Noch können die meisten Krebspatienten selber entscheiden, ob sie die neusten verfügbaren Therapien wollen oder nicht (wie etwa Silvia Gerber oder Urs Loosli, siehe Nebenartikel). «Jeder Patient macht seine eigene Kosten-Nutzen-Rechnung: Wie viele Nebenwirkungen nehme ich in Kauf, um etwas Lebenszeit zu gewinnen?», beobachtet der erfahrene Onkologiepfleger Hansruedi Stoll. «Geld spielt bei solchen Entscheiden keine Rolle. Das Ziel der medikamentösen Behandlung ist einzig, eine möglichst gute Lebensqualität zu erhalten.»
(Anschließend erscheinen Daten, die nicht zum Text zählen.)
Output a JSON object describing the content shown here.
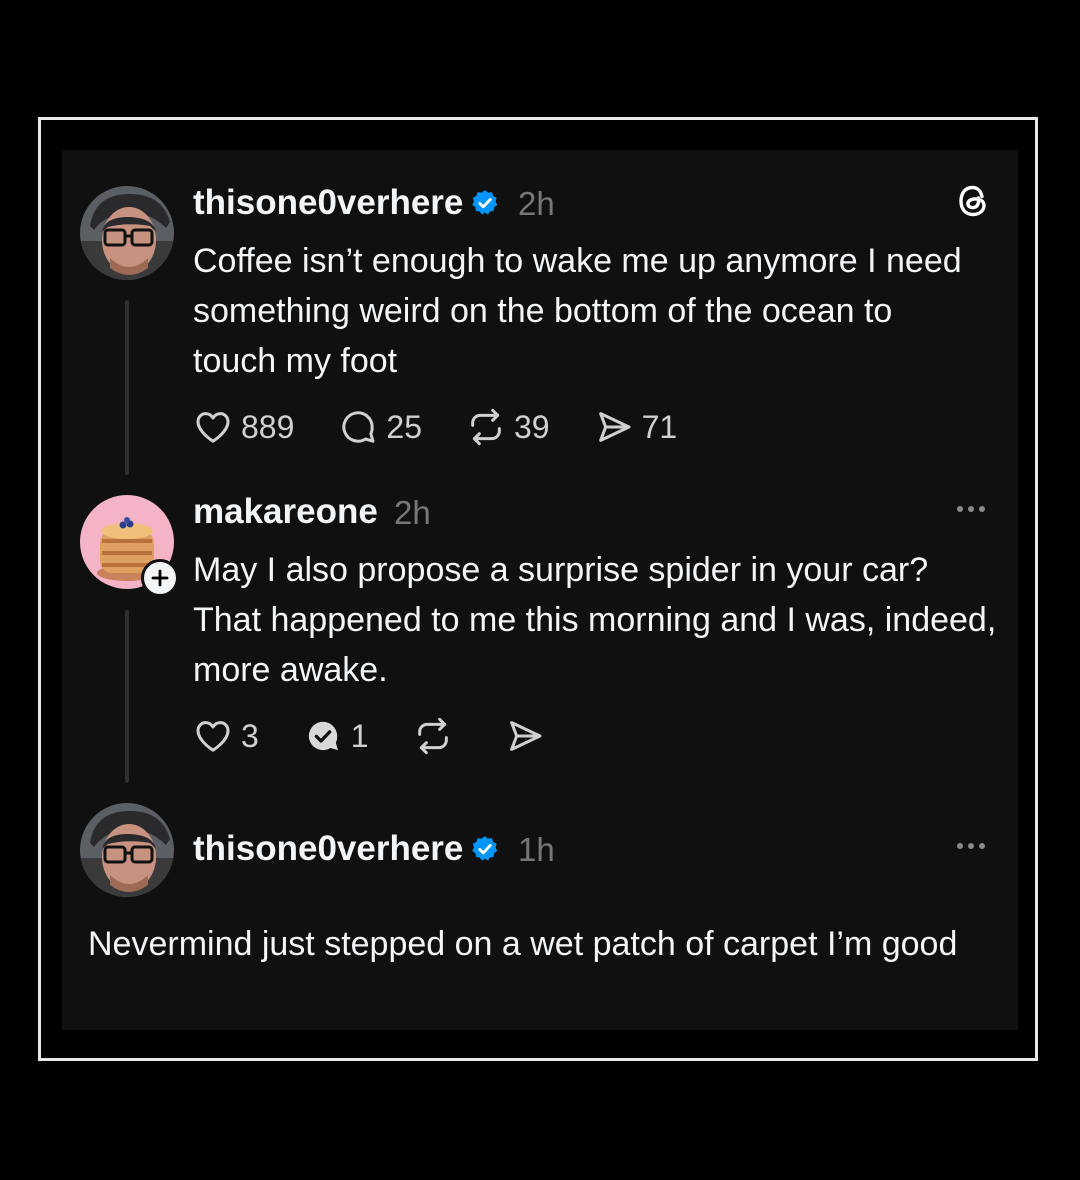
{
  "posts": [
    {
      "username": "thisone0verhere",
      "verified": true,
      "time": "2h",
      "text": "Coffee isn’t enough to wake me up anymore I need something weird on the bottom of the ocean to touch my foot",
      "likes": "889",
      "replies": "25",
      "reposts": "39",
      "shares": "71"
    },
    {
      "username": "makareone",
      "verified": false,
      "time": "2h",
      "text": "May I also propose a surprise spider in your car? That happened to me this morning and I was, indeed, more awake.",
      "likes": "3",
      "replies": "1"
    },
    {
      "username": "thisone0verhere",
      "verified": true,
      "time": "1h",
      "text": "Nevermind just stepped on a wet patch of carpet I’m good"
    }
  ],
  "icons": {
    "app_logo": "threads-logo",
    "like": "heart-icon",
    "reply": "comment-icon",
    "repost": "repost-icon",
    "share": "send-icon",
    "more": "more-dots-icon",
    "follow": "plus-icon",
    "verified": "verified-badge-icon"
  },
  "colors": {
    "background": "#000000",
    "card": "#101010",
    "text": "#f3f5f7",
    "muted": "#777777",
    "verified": "#0095f6"
  }
}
Noch möglichst lange bei der Familie leben, das ist das Ziel von Monika Müller (Name geändert). Als 40-Jährige erkrankte die vierfache Mutter an Brustkrebs. Sie entschied sich wegen der Nebenwirkungen bewusst gegen eine Hormontherapie. Erst als vier Jahre später Knochenmetastasen festgestellt wurden, begann sie damit. Doch sie will therapeutisch nicht das letzte Register ziehen: «Vielleicht würden mir neue Medikamente ein paar Monate Leben schenken, doch dann würde ich von Arzt zu Arzt rennen, die Krankheit würde mein Leben noch mehr dominieren», sagt sie. «Ich will nicht die ultimative Therapie, ich will eine optimale Lebensqualität. Und ich will in Würde sterben.»